Similar in concept, Jonathan Lanis' tumultuous first-person racer throws you into a teeth-grinding battle for survival as you hurtle along at face-wobbling speed.
The further you go, the better your score, so it's in your interests to weave in and out of the incoming obstacles and avoid losing precious seconds off your remaining time.
To keep things literally ticking over, you have to hit boost pads - but at the serious disadvantage of having less time to get out of the way of all the things blasting towards you.
This precarious balancing act makes Boost 2 a furiously compulsive affair as you return for more punishment, convinced that this time you'll get the better of it. Sometimes you'll get lucky and squeak by, but you mostly find yourself repeatedly kicked to the kerb by the ruthlessly uncompromising course design.
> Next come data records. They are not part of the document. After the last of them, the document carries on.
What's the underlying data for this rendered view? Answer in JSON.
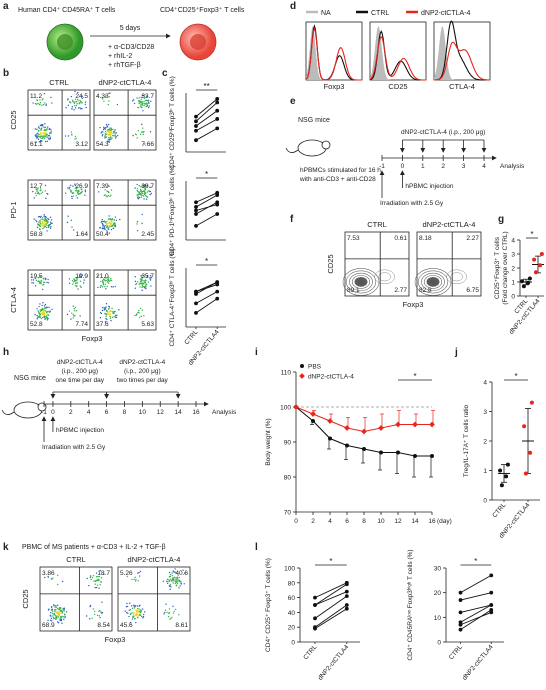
{
  "panel_labels": [
    "a",
    "b",
    "c",
    "d",
    "e",
    "f",
    "g",
    "h",
    "i",
    "j",
    "k",
    "l"
  ],
  "panel_a": {
    "start_cells": "Human CD4⁺ CD45RA⁺ T cells",
    "end_cells": "CD4⁺CD25⁺Foxp3⁺ T cells",
    "duration": "5 days",
    "treatments": [
      "+ α-CD3/CD28",
      "+ rhIL-2",
      "+ rhTGF-β"
    ]
  },
  "panel_e": {
    "mouse": "NSG mice",
    "stimulation": [
      "hPBMCs stimulated for 16 h",
      "with anti-CD3 + anti-CD28"
    ],
    "timeline": [
      -1,
      0,
      1,
      2,
      3,
      4
    ],
    "end": "Analysis",
    "treatment": "dNP2-ctCTLA-4 (i.p., 200 μg)",
    "injection": "hPBMC injection",
    "irradiation": "Irradiation with 2.5 Gy"
  },
  "panel_h": {
    "mouse": "NSG mice",
    "treatments": [
      [
        "dNP2-ctCTLA-4",
        "(i.p., 200 μg)",
        "one time per day"
      ],
      [
        "dNP2-ctCTLA-4",
        "(i.p., 200 μg)",
        "two times per day"
      ]
    ],
    "timeline": [
      -1,
      0,
      2,
      4,
      6,
      8,
      10,
      12,
      14,
      16
    ],
    "end": "Analysis",
    "injection": "hPBMC injection",
    "irradiation": "Irradiation with 2.5 Gy"
  },
  "chart_data": [
    {
      "type": "flow",
      "column_titles": [
        "CTRL",
        "dNP2-ctCTLA-4"
      ],
      "row_labels": [
        "CD25",
        "PD-1",
        "CTLA-4"
      ],
      "xlabel": "Foxp3",
      "rows": [
        [
          {
            "values": [
              11.2,
              24.5,
              61.1,
              3.12
            ]
          },
          {
            "values": [
              4.33,
              33.7,
              54.3,
              7.66
            ]
          }
        ],
        [
          {
            "values": [
              12.7,
              26.9,
              58.8,
              1.64
            ]
          },
          {
            "values": [
              7.39,
              39.7,
              50.4,
              2.45
            ]
          }
        ],
        [
          {
            "values": [
              19.5,
              19.9,
              52.8,
              7.74
            ]
          },
          {
            "values": [
              21.0,
              35.7,
              37.6,
              5.63
            ],
            "value_labels": [
              "21.0",
              "35.7",
              "37.6",
              "5.63"
            ]
          }
        ]
      ]
    },
    {
      "type": "paired",
      "ylabel": [
        "CD4⁺ CD25ʰⁱFoxp3ʰⁱ T cells (%)"
      ],
      "significance": "**",
      "ylim": [
        0,
        50
      ],
      "pairs": [
        [
          30,
          45
        ],
        [
          26,
          42
        ],
        [
          22,
          35
        ],
        [
          18,
          28
        ],
        [
          10,
          20
        ]
      ]
    },
    {
      "type": "paired",
      "ylabel": [
        "CD4⁺ PD-1ʰⁱFoxp3ʰⁱ T cells (%)"
      ],
      "significance": "*",
      "ylim": [
        0,
        50
      ],
      "pairs": [
        [
          32,
          40
        ],
        [
          28,
          38
        ],
        [
          25,
          30
        ],
        [
          22,
          32
        ],
        [
          12,
          22
        ]
      ]
    },
    {
      "type": "paired",
      "ylabel": [
        "CD4⁺ CTLA-4⁺Foxp3ʰⁱ T cells (%)"
      ],
      "significance": "*",
      "ylim": [
        0,
        50
      ],
      "categories": [
        "CTRL",
        "dNP2-ctCTLA4"
      ],
      "pairs": [
        [
          30,
          38
        ],
        [
          30,
          36
        ],
        [
          28,
          38
        ],
        [
          20,
          30
        ],
        [
          12,
          24
        ]
      ]
    },
    {
      "type": "histogram_overlay",
      "series": [
        {
          "name": "NA",
          "color": "#bbbbbb"
        },
        {
          "name": "CTRL",
          "color": "#111111"
        },
        {
          "name": "dNP2-ctCTLA-4",
          "color": "#e8261f"
        }
      ],
      "xlabels": [
        "Foxp3",
        "CD25",
        "CTLA-4"
      ]
    },
    {
      "type": "flow",
      "style": "contour",
      "column_titles": [
        "CTRL",
        "dNP2-ctCTLA-4"
      ],
      "row_labels": [
        "CD25"
      ],
      "xlabel": "Foxp3",
      "rows": [
        [
          {
            "values": [
              7.53,
              0.61,
              89.1,
              2.77
            ]
          },
          {
            "values": [
              8.18,
              2.27,
              82.8,
              6.75
            ]
          }
        ]
      ]
    },
    {
      "type": "bar_dot",
      "ylabel": [
        "CD25⁺Foxp3⁺ T cells",
        "(Fold change over CTRL)"
      ],
      "categories": [
        "CTRL",
        "dNP2-ctCTLA4"
      ],
      "colors": [
        "#111111",
        "#e8261f"
      ],
      "values": [
        1.0,
        2.25
      ],
      "errors": [
        0.2,
        0.6
      ],
      "points": [
        [
          0.7,
          0.95,
          1.05,
          1.25
        ],
        [
          1.7,
          2.2,
          2.6,
          3.0
        ]
      ],
      "ylim": [
        0,
        4
      ],
      "yticks": [
        0,
        1,
        2,
        3,
        4
      ],
      "significance": "*"
    },
    {
      "type": "line",
      "ylabel": [
        "Body weight (%)"
      ],
      "xlabel": "(day)",
      "x": [
        0,
        2,
        4,
        6,
        8,
        10,
        12,
        14,
        16
      ],
      "xlim": [
        0,
        16
      ],
      "xticks": [
        0,
        2,
        4,
        6,
        8,
        10,
        12,
        14,
        16
      ],
      "ylim": [
        70,
        110
      ],
      "yticks": [
        70,
        80,
        90,
        100,
        110
      ],
      "reference_line": 100,
      "significance": "*",
      "significance_span": [
        12,
        16
      ],
      "legend": "top-left",
      "series": [
        {
          "name": "PBS",
          "color": "#111111",
          "values": [
            100,
            96,
            91,
            89,
            88,
            87,
            87,
            86,
            86
          ],
          "errors": [
            0,
            1,
            3,
            4,
            4,
            5,
            6,
            6,
            6
          ]
        },
        {
          "name": "dNP2-ctCTLA-4",
          "color": "#e8261f",
          "values": [
            100,
            98,
            96,
            94,
            93,
            94,
            95,
            95,
            95
          ],
          "errors": [
            0,
            1,
            2,
            3,
            4,
            4,
            4,
            3,
            4
          ]
        }
      ]
    },
    {
      "type": "bar_dot",
      "ylabel": [
        "Treg/IL-17A⁺ T cells ratio"
      ],
      "categories": [
        "CTRL",
        "dNP2-ctCTLA4"
      ],
      "colors": [
        "#111111",
        "#e8261f"
      ],
      "values": [
        0.9,
        2.0
      ],
      "errors": [
        0.3,
        1.1
      ],
      "points": [
        [
          0.5,
          0.8,
          1.0,
          1.2
        ],
        [
          0.9,
          1.6,
          2.5,
          3.3
        ]
      ],
      "ylim": [
        0,
        4
      ],
      "yticks": [
        0,
        1,
        2,
        3,
        4
      ],
      "significance": "*"
    },
    {
      "type": "flow",
      "title": "PBMC of MS patients + α-CD3 + IL-2 + TGF-β",
      "column_titles": [
        "CTRL",
        "dNP2-ctCTLA-4"
      ],
      "row_labels": [
        "CD25"
      ],
      "xlabel": "Foxp3",
      "rows": [
        [
          {
            "values": [
              3.86,
              18.7,
              68.9,
              8.54
            ]
          },
          {
            "values": [
              5.26,
              40.6,
              45.6,
              8.61
            ]
          }
        ]
      ]
    },
    {
      "type": "paired",
      "ylabel": [
        "CD4⁺ CD25⁺ Foxp3⁺ T cells (%)"
      ],
      "significance": "*",
      "ylim": [
        0,
        100
      ],
      "yticks": [
        0,
        20,
        40,
        60,
        80,
        100
      ],
      "categories": [
        "CTRL",
        "dNP2-ctCTLA4"
      ],
      "pairs": [
        [
          60,
          80
        ],
        [
          50,
          78
        ],
        [
          32,
          62
        ],
        [
          20,
          50
        ],
        [
          18,
          45
        ],
        [
          50,
          68
        ]
      ]
    },
    {
      "type": "paired",
      "ylabel": [
        "CD4⁺ CD45RAˡᵒʷ Foxp3ʰⁱᵍʰ T cells (%)"
      ],
      "significance": "*",
      "ylim": [
        0,
        30
      ],
      "yticks": [
        0,
        10,
        20,
        30
      ],
      "categories": [
        "CTRL",
        "dNP2-ctCTLA4"
      ],
      "pairs": [
        [
          20,
          27
        ],
        [
          17,
          20
        ],
        [
          12,
          15
        ],
        [
          8,
          15
        ],
        [
          7,
          12
        ],
        [
          5,
          13
        ]
      ]
    }
  ]
}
How long you'll tolerate this punishment will be down to you. For as much as I wanted to experience more of its restless, morphing environments, there's only so much personal failure you can take before it's time to wave the white flag of surrender.
As someone liable to dissolve in paroxysms of guilt at the mistreatment of a housefly, I find the idea that setting up elaborate torture traps for a defenceless rabbit could provide hours of entertainment troubling.
Kaxan Games casts you in the role of cold-hearted tormentor and tasks you with causing maximum pain and suffering to a quivering bunny, left suspended in a cage high up in your torture chamber.
In each chamber you're given a limited number of devices with which to inflict general pain and misery upon the bunny's person and can arrange them as you see fit. Once you open the cage, his fate is sealed, but you have to ensure that his descent to the ground is as agonising as possible. It's a dirty job, but someone's got to do it.
The further you progress, the greater variety of torture devices becomes available to you, and before long you're placing swinging blades, boiling pots and beds of nails with extreme prejudice. The longer the screams, the bigger the points tally.
And if that doesn't sound twisted enough for you, you can always use a photograph of your choice, and simulate the continual torture of your arch nemesis.
If you can divorce yourself from the fact you're playing an agony simulator, you would at least hope to extract some enjoyment out of the 'puzzle' nature of the game. But the humdrum truth is that there's not a great deal of challenge within Torture Bunny either - just a whole heap of trial and error and an element of luck.